A partir disso, passará a ter faltas contabilizadas, caso não justifique as ausências nas reuniões e sessões da Câmara dos Deputados.
Como o Congresso está em recesso, as ausências não justificadas de Eduardo serão contabilizadas somente a partir do mês que vem, quando os trabalhos da Casa retornam em 4 de agosto.
A licença de Eduardo não é prorrogável.
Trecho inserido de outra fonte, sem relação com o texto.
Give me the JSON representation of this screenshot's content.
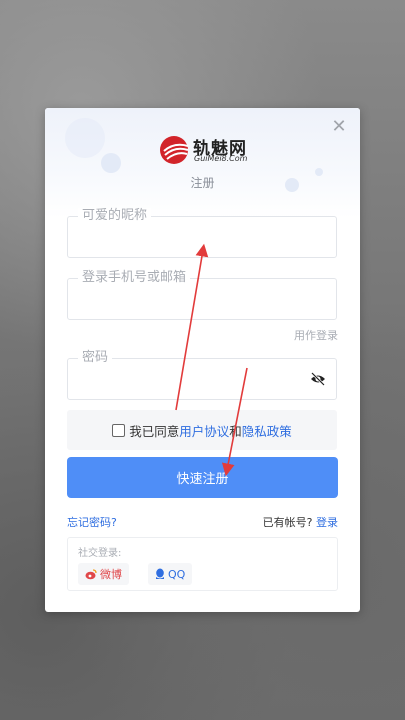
{
  "modal": {
    "close_icon": "close-icon",
    "logo": {
      "name": "轨魅网",
      "sub": "GuiMei8.Com"
    },
    "subtitle": "注册",
    "fields": {
      "nickname": {
        "placeholder": "可爱的昵称",
        "value": ""
      },
      "account": {
        "placeholder": "登录手机号或邮箱",
        "value": "",
        "hint": "用作登录"
      },
      "password": {
        "placeholder": "密码",
        "value": "",
        "toggle_icon": "eye-slash-icon"
      }
    },
    "agreement": {
      "prefix": "我已同意",
      "terms": "用户协议",
      "and": "和",
      "privacy": "隐私政策",
      "checked": false
    },
    "submit_label": "快速注册",
    "forgot_label": "忘记密码?",
    "have_account": {
      "text": "已有帐号?",
      "login": "登录"
    },
    "social": {
      "label": "社交登录:",
      "weibo": {
        "label": "微博",
        "icon": "weibo-icon"
      },
      "qq": {
        "label": "QQ",
        "icon": "qq-icon"
      }
    }
  },
  "colors": {
    "accent": "#4f8ef7",
    "link": "#2f6ee0",
    "logo_red": "#d2242a",
    "annotation_arrow": "#e23b3b"
  }
}
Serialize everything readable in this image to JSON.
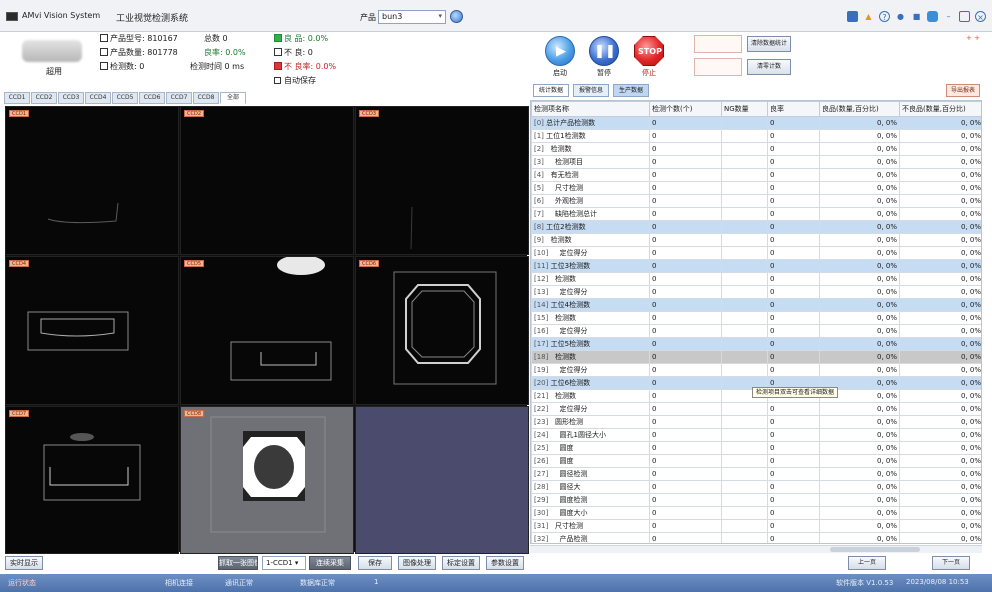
{
  "titlebar": {
    "app_name": "AMvi Vision System",
    "window_title": "工业视觉检测系统",
    "product_label": "产品",
    "product_value": "bun3",
    "icons": [
      "minimize-icon",
      "help-icon",
      "user-icon",
      "lock-icon",
      "settings-icon",
      "maximize-icon",
      "close-icon"
    ]
  },
  "info": {
    "user_name": "超用",
    "stats": [
      "产品型号: 810167",
      "产品数量: 801778",
      "检测数: 0",
      "总数 0",
      "良率: 0.0%",
      "检测时间 0 ms",
      "良 品: 0.0%",
      "不 良: 0",
      "不 良率: 0.0%"
    ],
    "auto_save_label": "自动保存"
  },
  "camera_tabs": [
    "CCD1",
    "CCD2",
    "CCD3",
    "CCD4",
    "CCD5",
    "CCD6",
    "CCD7",
    "CCD8",
    "全部"
  ],
  "camera_labels": [
    "CCD1",
    "CCD2",
    "CCD3",
    "CCD4",
    "CCD5",
    "CCD6",
    "CCD7",
    "CCD8"
  ],
  "bottom_left": {
    "realtime_btn": "实时显示",
    "capture_btn": "抓取一张图像",
    "cam_select": "1-CCD1",
    "cam_select_chevron": "▾",
    "live_btn": "连续采集",
    "buttons": [
      "保存",
      "图像处理",
      "标定设置",
      "参数设置"
    ]
  },
  "statusbar": {
    "status": "运行状态",
    "items": [
      "相机连接",
      "通讯正常",
      "数据库正常",
      "1"
    ],
    "right_info": "软件版本 V1.0.53",
    "datetime": "2023/08/08 10:53"
  },
  "controls": {
    "start_label": "启动",
    "pause_label": "暂停",
    "stop_label": "停止",
    "stop_text": "STOP",
    "reset_btn": "清除数据统计",
    "clear_btn": "清零计数",
    "corner": "+ +"
  },
  "right_tabs": [
    "统计数据",
    "报警信息",
    "生产数据"
  ],
  "report_btn": "导出报表",
  "table": {
    "headers": [
      "检测项名称",
      "检测个数(个)",
      "NG数量",
      "良率",
      "良品(数量,百分比)",
      "不良品(数量,百分比)"
    ],
    "rows": [
      {
        "idx": "[0]",
        "name": "总计产品检测数",
        "count": "0",
        "ng": "",
        "rate": "0",
        "ok": "0,  0%",
        "bad": "0,  0%",
        "style": "blue"
      },
      {
        "idx": "[1]",
        "name": "工位1检测数",
        "count": "0",
        "ng": "",
        "rate": "0",
        "ok": "0,  0%",
        "bad": "0,  0%",
        "style": "plain"
      },
      {
        "idx": "[2]",
        "name": "  检测数",
        "count": "0",
        "ng": "",
        "rate": "0",
        "ok": "0,  0%",
        "bad": "0,  0%",
        "style": "plain"
      },
      {
        "idx": "[3]",
        "name": "    检测项目",
        "count": "0",
        "ng": "",
        "rate": "0",
        "ok": "0,  0%",
        "bad": "0,  0%",
        "style": "plain"
      },
      {
        "idx": "[4]",
        "name": "  有无检测",
        "count": "0",
        "ng": "",
        "rate": "0",
        "ok": "0,  0%",
        "bad": "0,  0%",
        "style": "plain"
      },
      {
        "idx": "[5]",
        "name": "    尺寸检测",
        "count": "0",
        "ng": "",
        "rate": "0",
        "ok": "0,  0%",
        "bad": "0,  0%",
        "style": "plain"
      },
      {
        "idx": "[6]",
        "name": "    外观检测",
        "count": "0",
        "ng": "",
        "rate": "0",
        "ok": "0,  0%",
        "bad": "0,  0%",
        "style": "plain"
      },
      {
        "idx": "[7]",
        "name": "    缺陷检测总计",
        "count": "0",
        "ng": "",
        "rate": "0",
        "ok": "0,  0%",
        "bad": "0,  0%",
        "style": "plain"
      },
      {
        "idx": "[8]",
        "name": "工位2检测数",
        "count": "0",
        "ng": "",
        "rate": "0",
        "ok": "0,  0%",
        "bad": "0,  0%",
        "style": "blue"
      },
      {
        "idx": "[9]",
        "name": "  检测数",
        "count": "0",
        "ng": "",
        "rate": "0",
        "ok": "0,  0%",
        "bad": "0,  0%",
        "style": "plain"
      },
      {
        "idx": "[10]",
        "name": "    定位得分",
        "count": "0",
        "ng": "",
        "rate": "0",
        "ok": "0,  0%",
        "bad": "0,  0%",
        "style": "plain"
      },
      {
        "idx": "[11]",
        "name": "工位3检测数",
        "count": "0",
        "ng": "",
        "rate": "0",
        "ok": "0,  0%",
        "bad": "0,  0%",
        "style": "blue"
      },
      {
        "idx": "[12]",
        "name": "  检测数",
        "count": "0",
        "ng": "",
        "rate": "0",
        "ok": "0,  0%",
        "bad": "0,  0%",
        "style": "plain"
      },
      {
        "idx": "[13]",
        "name": "    定位得分",
        "count": "0",
        "ng": "",
        "rate": "0",
        "ok": "0,  0%",
        "bad": "0,  0%",
        "style": "plain"
      },
      {
        "idx": "[14]",
        "name": "工位4检测数",
        "count": "0",
        "ng": "",
        "rate": "0",
        "ok": "0,  0%",
        "bad": "0,  0%",
        "style": "blue"
      },
      {
        "idx": "[15]",
        "name": "  检测数",
        "count": "0",
        "ng": "",
        "rate": "0",
        "ok": "0,  0%",
        "bad": "0,  0%",
        "style": "plain"
      },
      {
        "idx": "[16]",
        "name": "    定位得分",
        "count": "0",
        "ng": "",
        "rate": "0",
        "ok": "0,  0%",
        "bad": "0,  0%",
        "style": "plain"
      },
      {
        "idx": "[17]",
        "name": "工位5检测数",
        "count": "0",
        "ng": "",
        "rate": "0",
        "ok": "0,  0%",
        "bad": "0,  0%",
        "style": "blue"
      },
      {
        "idx": "[18]",
        "name": "  检测数",
        "count": "0",
        "ng": "",
        "rate": "0",
        "ok": "0,  0%",
        "bad": "0,  0%",
        "style": "sel"
      },
      {
        "idx": "[19]",
        "name": "    定位得分",
        "count": "0",
        "ng": "",
        "rate": "0",
        "ok": "0,  0%",
        "bad": "0,  0%",
        "style": "plain"
      },
      {
        "idx": "[20]",
        "name": "工位6检测数",
        "count": "0",
        "ng": "",
        "rate": "0",
        "ok": "0,  0%",
        "bad": "0,  0%",
        "style": "blue"
      },
      {
        "idx": "[21]",
        "name": "  检测数",
        "count": "0",
        "ng": "",
        "rate": "0",
        "ok": "0,  0%",
        "bad": "0,  0%",
        "style": "plain"
      },
      {
        "idx": "[22]",
        "name": "    定位得分",
        "count": "0",
        "ng": "",
        "rate": "0",
        "ok": "0,  0%",
        "bad": "0,  0%",
        "style": "plain"
      },
      {
        "idx": "[23]",
        "name": "  圆形检测",
        "count": "0",
        "ng": "",
        "rate": "0",
        "ok": "0,  0%",
        "bad": "0,  0%",
        "style": "plain"
      },
      {
        "idx": "[24]",
        "name": "    圆孔1圆径大小",
        "count": "0",
        "ng": "",
        "rate": "0",
        "ok": "0,  0%",
        "bad": "0,  0%",
        "style": "plain"
      },
      {
        "idx": "[25]",
        "name": "    圆度",
        "count": "0",
        "ng": "",
        "rate": "0",
        "ok": "0,  0%",
        "bad": "0,  0%",
        "style": "plain"
      },
      {
        "idx": "[26]",
        "name": "    圆度",
        "count": "0",
        "ng": "",
        "rate": "0",
        "ok": "0,  0%",
        "bad": "0,  0%",
        "style": "plain"
      },
      {
        "idx": "[27]",
        "name": "    圆径检测",
        "count": "0",
        "ng": "",
        "rate": "0",
        "ok": "0,  0%",
        "bad": "0,  0%",
        "style": "plain"
      },
      {
        "idx": "[28]",
        "name": "    圆径大",
        "count": "0",
        "ng": "",
        "rate": "0",
        "ok": "0,  0%",
        "bad": "0,  0%",
        "style": "plain"
      },
      {
        "idx": "[29]",
        "name": "    圆度检测",
        "count": "0",
        "ng": "",
        "rate": "0",
        "ok": "0,  0%",
        "bad": "0,  0%",
        "style": "plain"
      },
      {
        "idx": "[30]",
        "name": "    圆度大小",
        "count": "0",
        "ng": "",
        "rate": "0",
        "ok": "0,  0%",
        "bad": "0,  0%",
        "style": "plain"
      },
      {
        "idx": "[31]",
        "name": "  尺寸检测",
        "count": "0",
        "ng": "",
        "rate": "0",
        "ok": "0,  0%",
        "bad": "0,  0%",
        "style": "plain"
      },
      {
        "idx": "[32]",
        "name": "    产品检测",
        "count": "0",
        "ng": "",
        "rate": "0",
        "ok": "0,  0%",
        "bad": "0,  0%",
        "style": "plain"
      }
    ]
  },
  "tooltip": "检测项目双击可查看详细数据",
  "right_bottom_buttons": [
    "上一页",
    "下一页"
  ],
  "colors": {
    "accent_blue": "#c6dcf3",
    "status_bar": "#4d72aa",
    "stop_red": "#e02828",
    "cam_label_bg": "#f3b293"
  }
}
Para não perder o mandato, um parlamentar não pode faltar mais de um terço das sessões da Câmara em um ano, conforme a Constituição Federal.

Alternativas
Como ação de benefício ao parlamentar, governadores aliados estudam nomeá-lo para uma secretaria estadual como uma manobra para garantir que ele mantenha o mandato mesmo ausente da Câmara.
Essa possibilidade está prevista no artigo 56 da Constituição, que permite o afastamento de parlamentares para o exercício de cargos no Executivo estadual ou federal.
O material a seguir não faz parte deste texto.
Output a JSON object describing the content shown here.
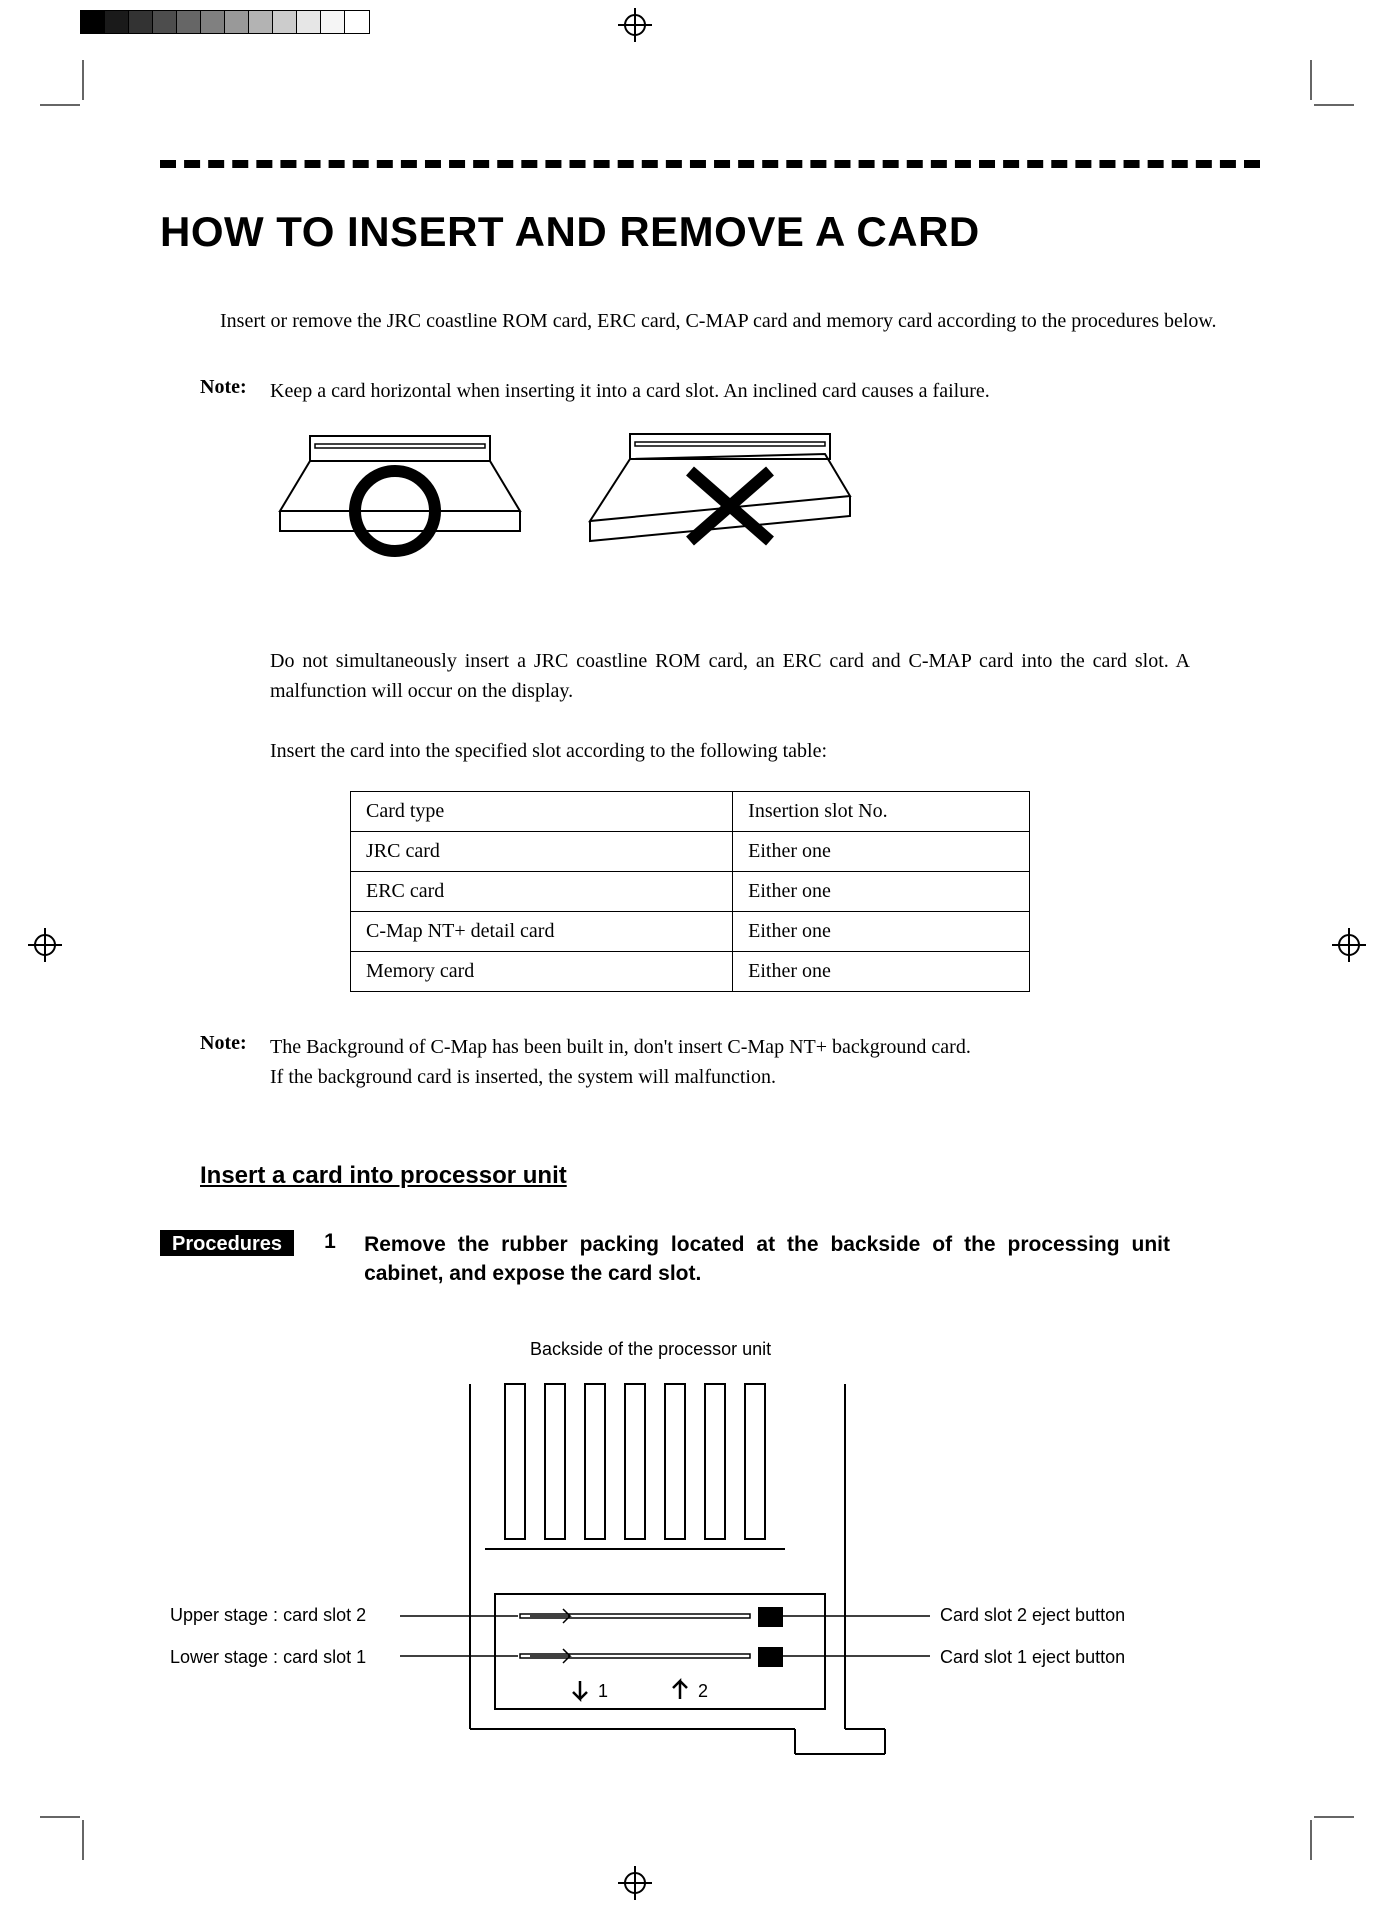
{
  "title": "HOW TO INSERT AND REMOVE A CARD",
  "intro": "Insert or remove the JRC coastline ROM card, ERC card, C-MAP card and memory card according to the procedures below.",
  "note1_label": "Note:",
  "note1_text": "Keep a card horizontal when inserting it into a card slot.    An inclined card causes a failure.",
  "body2": "Do not simultaneously insert a JRC coastline ROM card, an ERC card and C-MAP card into the card slot.    A malfunction will occur on the display.",
  "body3": "Insert the card into the specified slot according to the following table:",
  "table": {
    "header": [
      "Card type",
      "Insertion slot No."
    ],
    "rows": [
      [
        "JRC card",
        "Either one"
      ],
      [
        "ERC card",
        "Either one"
      ],
      [
        "C-Map NT+ detail card",
        "Either one"
      ],
      [
        "Memory card",
        "Either one"
      ]
    ]
  },
  "note2_label": "Note:",
  "note2_text": "The Background of C-Map has been built in, don't insert C-Map NT+ background card.\nIf the background card is inserted, the system will malfunction.",
  "subhead": "Insert a card into processor unit",
  "procedures_tag": "Procedures",
  "procedure_num": "1",
  "procedure_text": "Remove the rubber packing located at the backside of the processing unit cabinet, and expose the card slot.",
  "diagram": {
    "title": "Backside of the processor unit",
    "upper_label": "Upper stage : card slot 2",
    "lower_label": "Lower stage : card slot 1",
    "eject2_label": "Card slot 2 eject button",
    "eject1_label": "Card slot 1 eject button",
    "num1": "1",
    "num2": "2"
  }
}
Para além dessa ideia, o deputado Evair Vieira de Melo (PP-ES) apresentou, em junho, proposta de mudança no regimento interno da Câmara para que, em casos excepcionais, o parlamentar possa exercer o mandato mesmo morando no exterior.
O líder do Partido Liberal (PL) na Câmara, Sóstenes Cavalcante (PL-RJ), também deve traçar uma estratégia para alterar as regras internas da Casa, permitindo que um deputado possa tirar licença pelo prazo de até 240 dias. O texto propõe o afastamento em casos de interesse particular e sem remuneração.